Tom Hardy è uno di quei talenti autentici, un attore di quelli sempre perfettamente capaci di scegliere le parti giuste e di regalare anche al personaggio più defilato una profondità e una texture uniche. Tom Hardy è uno di quelli che non sbaglia un colpo? Così credevamo, ma l’improponibile Legend attualmente nelle sale ci dimostra che lo scivolone è sempre dietro l’angolo.
Brian Helgeland, dotatissimo sceneggiatore di L.A. Confidential e Mystic River, decide qui nella doppia veste di scrittore e regista di offrire una prova a dir poco imbarazzante e di trascinare con sé un Hardy che, sdoppiato nel ruolo di due gemelli criminali realmente esistiti, vale meno della somma delle proprie parti.
I fratelli Kray fecero il bello e il cattivo tempo nell’Est End londinese degli anni ’50 e ’60, ma il trattamento riservato a questa storia vera, già raccontata nel molto ben riuscito I Corvi (The Krays, 1990), ci fa rimpiangere il pur detestabile genere dei bio-pic, consegnandoci invece una tanto scanzonata quanto confusa agiografia di questi due amabili assassini mattacchioni, i cui crimini sono così romantici da meritare la cornice di una Londra da soap opera.
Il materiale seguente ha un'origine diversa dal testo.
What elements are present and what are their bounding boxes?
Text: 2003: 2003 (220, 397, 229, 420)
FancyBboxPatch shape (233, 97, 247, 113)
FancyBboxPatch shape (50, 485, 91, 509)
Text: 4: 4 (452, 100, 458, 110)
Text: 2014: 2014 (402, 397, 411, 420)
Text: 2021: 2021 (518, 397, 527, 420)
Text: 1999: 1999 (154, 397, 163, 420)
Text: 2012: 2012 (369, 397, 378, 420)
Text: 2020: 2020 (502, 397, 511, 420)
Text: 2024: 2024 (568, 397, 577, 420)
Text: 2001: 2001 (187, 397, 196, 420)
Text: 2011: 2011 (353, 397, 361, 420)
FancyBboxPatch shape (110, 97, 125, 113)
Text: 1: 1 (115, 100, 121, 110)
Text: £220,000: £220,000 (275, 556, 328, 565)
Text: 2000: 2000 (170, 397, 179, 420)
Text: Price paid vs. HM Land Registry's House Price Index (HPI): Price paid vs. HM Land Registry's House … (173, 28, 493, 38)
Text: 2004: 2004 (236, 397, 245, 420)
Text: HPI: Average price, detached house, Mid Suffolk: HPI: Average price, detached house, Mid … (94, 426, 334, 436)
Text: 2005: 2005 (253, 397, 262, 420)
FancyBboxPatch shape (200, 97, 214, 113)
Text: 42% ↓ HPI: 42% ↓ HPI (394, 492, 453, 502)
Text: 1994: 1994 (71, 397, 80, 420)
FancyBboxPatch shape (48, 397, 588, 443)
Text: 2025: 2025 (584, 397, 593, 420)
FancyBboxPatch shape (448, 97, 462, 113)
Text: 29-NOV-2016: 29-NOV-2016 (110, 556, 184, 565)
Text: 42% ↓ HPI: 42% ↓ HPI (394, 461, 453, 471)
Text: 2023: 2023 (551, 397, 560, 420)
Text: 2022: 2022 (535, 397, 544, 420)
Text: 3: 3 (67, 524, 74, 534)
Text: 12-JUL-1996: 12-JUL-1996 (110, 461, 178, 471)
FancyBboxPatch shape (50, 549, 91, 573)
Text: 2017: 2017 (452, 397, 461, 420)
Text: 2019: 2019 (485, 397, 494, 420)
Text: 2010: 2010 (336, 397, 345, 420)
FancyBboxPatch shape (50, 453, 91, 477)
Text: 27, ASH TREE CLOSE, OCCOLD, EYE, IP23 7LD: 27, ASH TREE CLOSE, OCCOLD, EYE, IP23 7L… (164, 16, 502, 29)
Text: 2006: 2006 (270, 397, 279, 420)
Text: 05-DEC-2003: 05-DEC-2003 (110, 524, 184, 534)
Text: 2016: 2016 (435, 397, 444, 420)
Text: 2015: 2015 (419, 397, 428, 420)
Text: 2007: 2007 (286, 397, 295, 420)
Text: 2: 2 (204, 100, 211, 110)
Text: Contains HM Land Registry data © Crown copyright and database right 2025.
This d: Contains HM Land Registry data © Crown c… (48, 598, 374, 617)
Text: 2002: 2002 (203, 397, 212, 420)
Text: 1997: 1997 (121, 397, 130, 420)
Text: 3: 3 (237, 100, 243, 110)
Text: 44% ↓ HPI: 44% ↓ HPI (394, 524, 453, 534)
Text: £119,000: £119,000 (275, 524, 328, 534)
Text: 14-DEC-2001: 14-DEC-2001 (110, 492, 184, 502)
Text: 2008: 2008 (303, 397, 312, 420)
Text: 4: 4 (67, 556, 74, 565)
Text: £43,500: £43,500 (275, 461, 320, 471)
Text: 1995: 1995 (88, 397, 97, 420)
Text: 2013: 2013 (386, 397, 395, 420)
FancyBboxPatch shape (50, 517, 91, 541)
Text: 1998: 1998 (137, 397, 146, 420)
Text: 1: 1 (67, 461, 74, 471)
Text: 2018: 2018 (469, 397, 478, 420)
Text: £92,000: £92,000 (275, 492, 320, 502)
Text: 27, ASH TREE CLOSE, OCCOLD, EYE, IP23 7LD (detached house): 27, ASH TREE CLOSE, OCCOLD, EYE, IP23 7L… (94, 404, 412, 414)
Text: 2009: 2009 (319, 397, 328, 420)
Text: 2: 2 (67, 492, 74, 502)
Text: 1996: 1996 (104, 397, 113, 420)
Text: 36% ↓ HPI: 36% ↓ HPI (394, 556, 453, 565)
Se parte del comparto tecnico svolge egregiamente il proprio lavoro, in particolare in sala di montaggio e al commento musicale, abbiamo comunque costumi e scenografie che ci aspetteremmo da una fiction del martedì sera di RaiUno, mentre una scrittura sospesa tra consunti ‘giochi di prestigio’ narrativi e una profonda indecisione sui toni da adottare ci ricorda perché nella sua carriera Helgeland possa annoverare candidature non solo agli Oscar ma anche ai Razzie Award (con L’uomo del Giorno Dopo, 1997).
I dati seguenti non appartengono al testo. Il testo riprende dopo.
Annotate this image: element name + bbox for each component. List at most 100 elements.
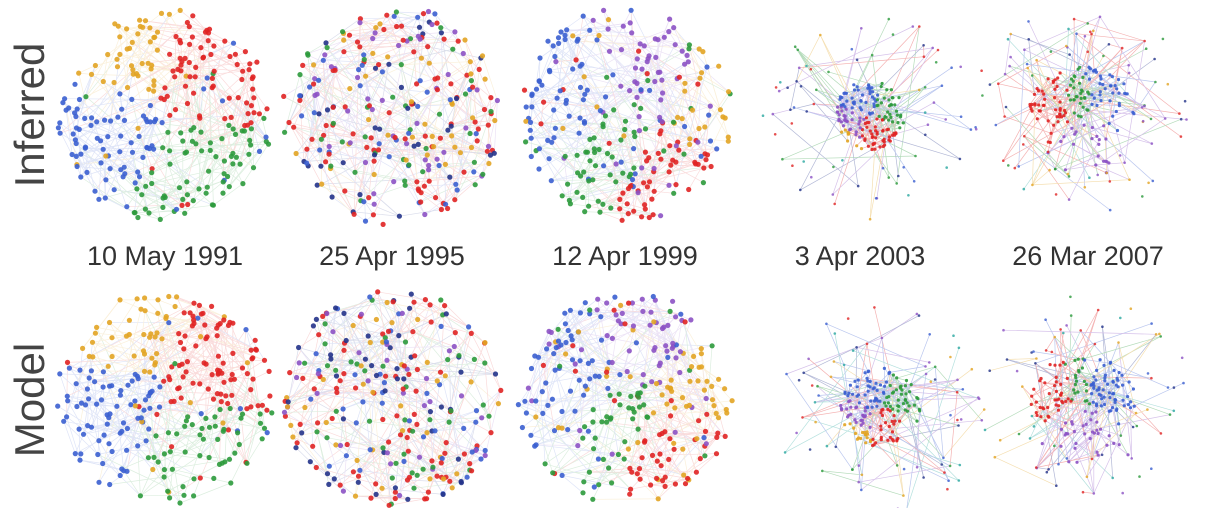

Al nostro amatissimo Hardy va riconosciuta la capacità di ritrarre due ruoli estremamente diversi, ma mentre il fascinoso Reggie è ammiccante e in perfetta sintonia con gli intenti da Harmony della pellicola, il fratello Ronald è il disastro totale. Tra movenze la cui goffaggine non è assistita da interventi di make-up o costumi lontanamente all’altezza, una parlata fastidiosamente finta e palesemente influenzata dalle protesi nella bocca e un’incertezza di fondo che trasforma uno schizofrenico paranoico in un ritardato, Hardy ci sorprende, stavolta in negativo. Un doppiaggio italiano disastroso non fa che peggiorare il naufragio. A contribuire all’intollerabilità della pellicola si aggiunge inoltre un’eccessivamente naïf Emily Browning, nei panni di una dolce cerbiatta che dev’esser rimasta ferma alla lobectomia praticata da Zack Snyder in Sucker Punch (2011).
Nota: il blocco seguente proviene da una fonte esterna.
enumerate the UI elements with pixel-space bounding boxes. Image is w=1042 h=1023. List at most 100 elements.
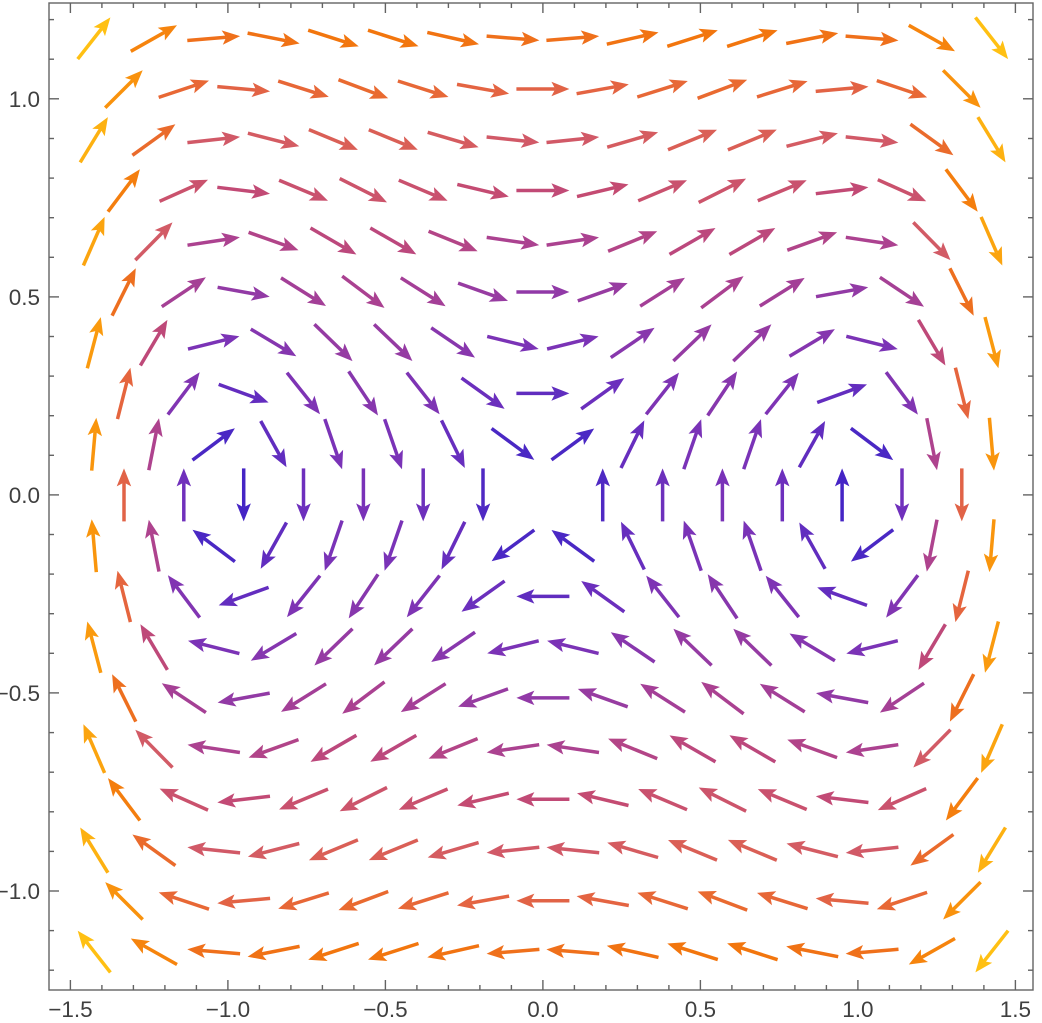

Il film è stato un successo commerciale in Inghilterra, dove i Kray sono vere icone pop, ma nel resto del mondo verrà più ricordato per la sfacciata campagna pubblicitaria in cui la stroncatura data da Benjamin Lee sul Guardian (2 stelle) è stata spacciata per una recensione positiva grazie a una geniale quanto scorretta composizione grafica nella locandina. Per il resto niente da aggiungere. Un irrilevante susseguirsi di cattivi cliché.